Blake presented testimony commending the State’s Housing Committee for raising a bill to address outdated affordable housing laws across Connecticut.

While outlining suggested revisions to the legislation and supporting the amendments to a bill proposed by Senator Gayle Slossberg, Blake maintained that the original intent of 8-30g – to assist low to moderate income persons – has been lost.

Instead, he said developers are cleverly using the statute to circumvent local zoning regulations.  By allowing developers to bypass prudent zoning laws, Blake argued that the state law is encouraging inappropriate development. Structures too dense for local neighborhoods are crammed into small parcels where they just don’t fit.

Blake laid-out extensive data and analyses documenting the abundant affordable housing stock that exists in Milford, and reaffirmed that “we have numerous affordable apartments, many well-below the financial qualification threshold identified by statute.

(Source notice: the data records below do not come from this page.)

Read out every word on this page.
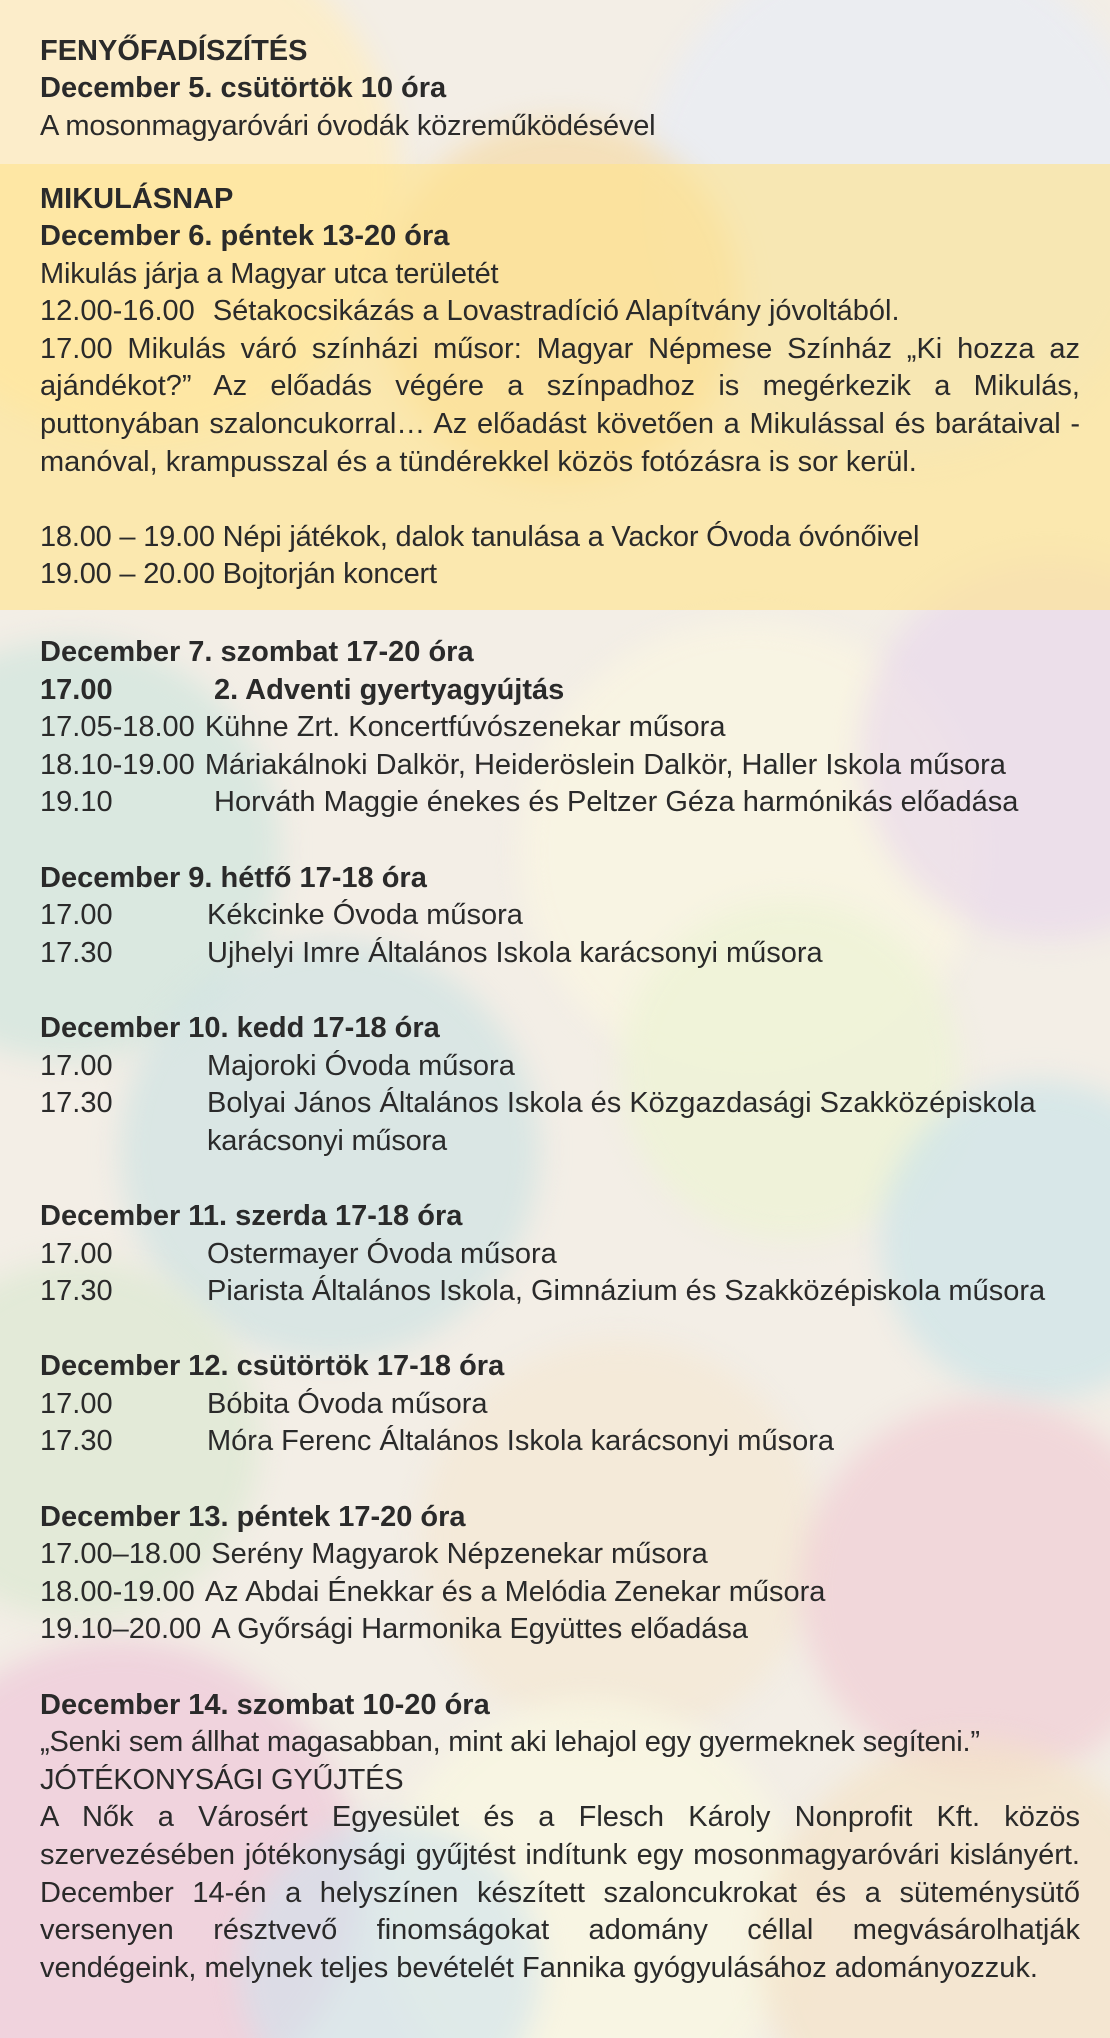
FENYŐFADÍSZÍTÉS
December 5. csütörtök 10 óra
A mosonmagyaróvári óvodák közreműködésével
MIKULÁSNAP
December 6. péntek 13-20 óra
Mikulás járja a Magyar utca területét
12.00-16.00 Sétakocsikázás a Lovastradíció Alapítvány jóvoltából.
17.00 Mikulás váró színházi műsor: Magyar Népmese Színház „Ki hozza az ajándékot?” Az előadás végére a színpadhoz is megérkezik a Mikulás, puttonyában szaloncukorral… Az előadást követően a Mikulással és barátaival - manóval, krampusszal és a tündérekkel közös fotózásra is sor kerül.
18.00 – 19.00 Népi játékok, dalok tanulása a Vackor Óvoda óvónőivel
19.00 – 20.00 Bojtorján koncert
December 7. szombat 17-20 óra
17.00	2. Adventi gyertyagyújtás
17.05-18.00 Kühne Zrt. Koncertfúvószenekar műsora
18.10-19.00 Máriakálnoki Dalkör, Heideröslein Dalkör, Haller Iskola műsora
19.10	Horváth Maggie énekes és Peltzer Géza harmónikás előadása
December 9. hétfő 17-18 óra
17.00	Kékcinke Óvoda műsora
17.30	Ujhelyi Imre Általános Iskola karácsonyi műsora
December 10. kedd 17-18 óra
17.00	Majoroki Óvoda műsora
17.30	Bolyai János Általános Iskola és Közgazdasági Szakközépiskola
karácsonyi műsora
December 11. szerda 17-18 óra
17.00	Ostermayer Óvoda műsora
17.30	Piarista Általános Iskola, Gimnázium és Szakközépiskola műsora
December 12. csütörtök 17-18 óra
17.00	Bóbita Óvoda műsora
17.30	Móra Ferenc Általános Iskola karácsonyi műsora
December 13. péntek 17-20 óra
17.00–18.00 Serény Magyarok Népzenekar műsora
18.00-19.00 Az Abdai Énekkar és a Melódia Zenekar műsora
19.10–20.00 A Győrsági Harmonika Együttes előadása
December 14. szombat 10-20 óra
„Senki sem állhat magasabban, mint aki lehajol egy gyermeknek segíteni.”
JÓTÉKONYSÁGI GYŰJTÉS
A Nők a Városért Egyesület és a Flesch Károly Nonprofit Kft. közös szervezésében jótékonysági gyűjtést indítunk egy mosonmagyaróvári kislányért. December 14-én a helyszínen készített szaloncukrokat és a süteménysütő versenyen résztvevő finomságokat adomány céllal megvásárolhatják vendégeink, melynek teljes bevételét Fannika gyógyulásához adományozzuk.
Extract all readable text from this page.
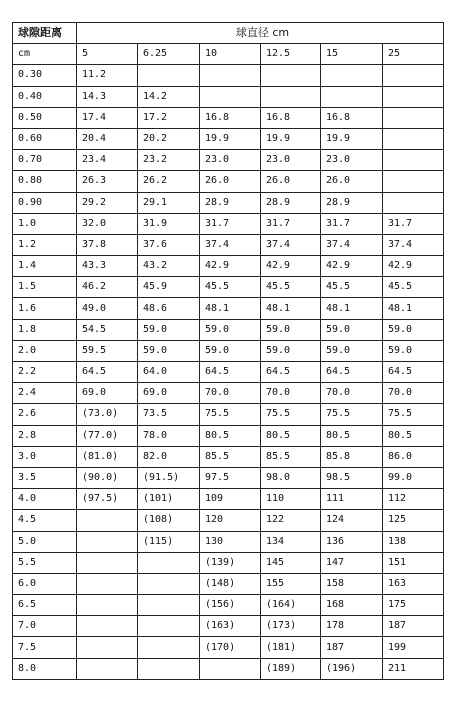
球隙距离	球直径 cm					
cm	5	6.25	10	12.5	15	25
0.30	11.2					
0.40	14.3	14.2				
0.50	17.4	17.2	16.8	16.8	16.8	
0.60	20.4	20.2	19.9	19.9	19.9	
0.70	23.4	23.2	23.0	23.0	23.0	
0.80	26.3	26.2	26.0	26.0	26.0	
0.90	29.2	29.1	28.9	28.9	28.9	
1.0	32.0	31.9	31.7	31.7	31.7	31.7
1.2	37.8	37.6	37.4	37.4	37.4	37.4
1.4	43.3	43.2	42.9	42.9	42.9	42.9
1.5	46.2	45.9	45.5	45.5	45.5	45.5
1.6	49.0	48.6	48.1	48.1	48.1	48.1
1.8	54.5	59.0	59.0	59.0	59.0	59.0
2.0	59.5	59.0	59.0	59.0	59.0	59.0
2.2	64.5	64.0	64.5	64.5	64.5	64.5
2.4	69.0	69.0	70.0	70.0	70.0	70.0
2.6	(73.0)	73.5	75.5	75.5	75.5	75.5
2.8	(77.0)	78.0	80.5	80.5	80.5	80.5
3.0	(81.0)	82.0	85.5	85.5	85.8	86.0
3.5	(90.0)	(91.5)	97.5	98.0	98.5	99.0
4.0	(97.5)	(101)	109	110	111	112
4.5		(108)	120	122	124	125
5.0		(115)	130	134	136	138
5.5			(139)	145	147	151
6.0			(148)	155	158	163
6.5			(156)	(164)	168	175
7.0			(163)	(173)	178	187
7.5			(170)	(181)	187	199
8.0				(189)	(196)	211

“Many of our affordable properties pre-date zoning and housing laws, which require a deed-restriction in order to be officially considered affordable under current law,” Blake said. “This artificial statutory condition creates an uneven playing field, making it difficult for certain Connecticut communities to qualify for a moratorium or exemption under 8-30g.”

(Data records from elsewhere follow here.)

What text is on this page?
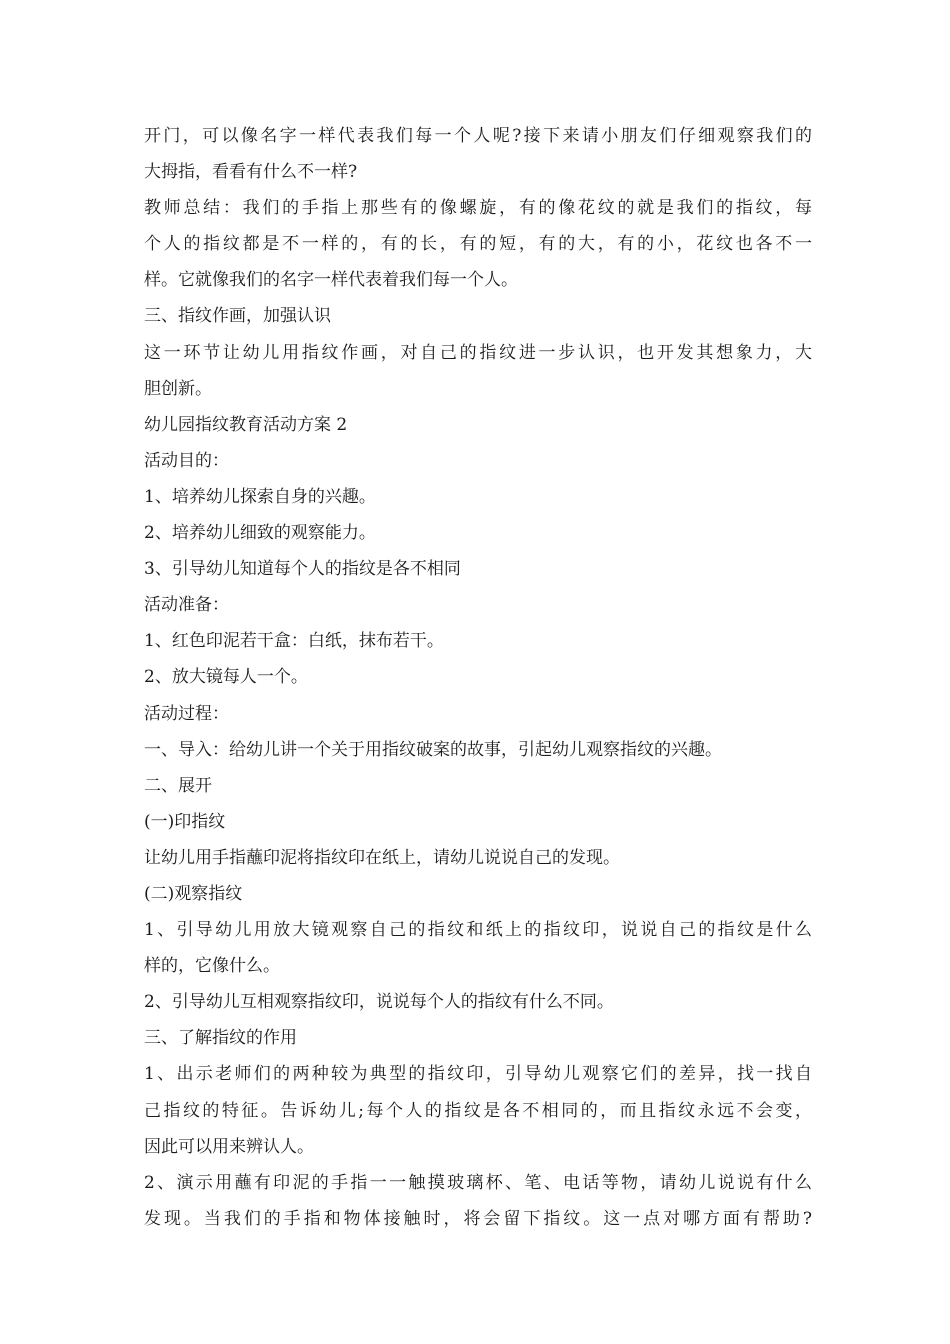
开门，可以像名字一样代表我们每一个人呢?接下来请小朋友们仔细观察我们的
大拇指，看看有什么不一样?
教师总结：我们的手指上那些有的像螺旋，有的像花纹的就是我们的指纹，每
个人的指纹都是不一样的，有的长，有的短，有的大，有的小，花纹也各不一
样。它就像我们的名字一样代表着我们每一个人。
三、指纹作画，加强认识
这一环节让幼儿用指纹作画，对自己的指纹进一步认识，也开发其想象力，大
胆创新。
幼儿园指纹教育活动方案 2
活动目的：
1、培养幼儿探索自身的兴趣。
2、培养幼儿细致的观察能力。
3、引导幼儿知道每个人的指纹是各不相同
活动准备：
1、红色印泥若干盒：白纸，抹布若干。
2、放大镜每人一个。
活动过程：
一、导入：给幼儿讲一个关于用指纹破案的故事，引起幼儿观察指纹的兴趣。
二、展开
(一)印指纹
让幼儿用手指蘸印泥将指纹印在纸上，请幼儿说说自己的发现。
(二)观察指纹
1、引导幼儿用放大镜观察自己的指纹和纸上的指纹印，说说自己的指纹是什么
样的，它像什么。
2、引导幼儿互相观察指纹印，说说每个人的指纹有什么不同。
三、了解指纹的作用
1、出示老师们的两种较为典型的指纹印，引导幼儿观察它们的差异，找一找自
己指纹的特征。告诉幼儿;每个人的指纹是各不相同的，而且指纹永远不会变，
因此可以用来辨认人。
2、演示用蘸有印泥的手指一一触摸玻璃杯、笔、电话等物，请幼儿说说有什么
发现。当我们的手指和物体接触时，将会留下指纹。这一点对哪方面有帮助?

Blake called upon the legislative committee to consider additional ways this

statute might be amended to better meet the needs of communities like Milford.

He suggested the following four points:

The standard for moratorium and exemption qualification should be identical.

Family units and elderly units should be awarded the same points.

Developers should be subject to local zoning regulations regardless of affordability.

Open land in a municipality, or more importantly the lack thereof, should be taken into account when applying a minimum percentage requirement to the affordable housing stock.

“Quite frankly,” Blake said, “Milford does not have the land which may be available in other Connecticut municipalities, and this blanket minimum percentage places our city at a great disadvantage.”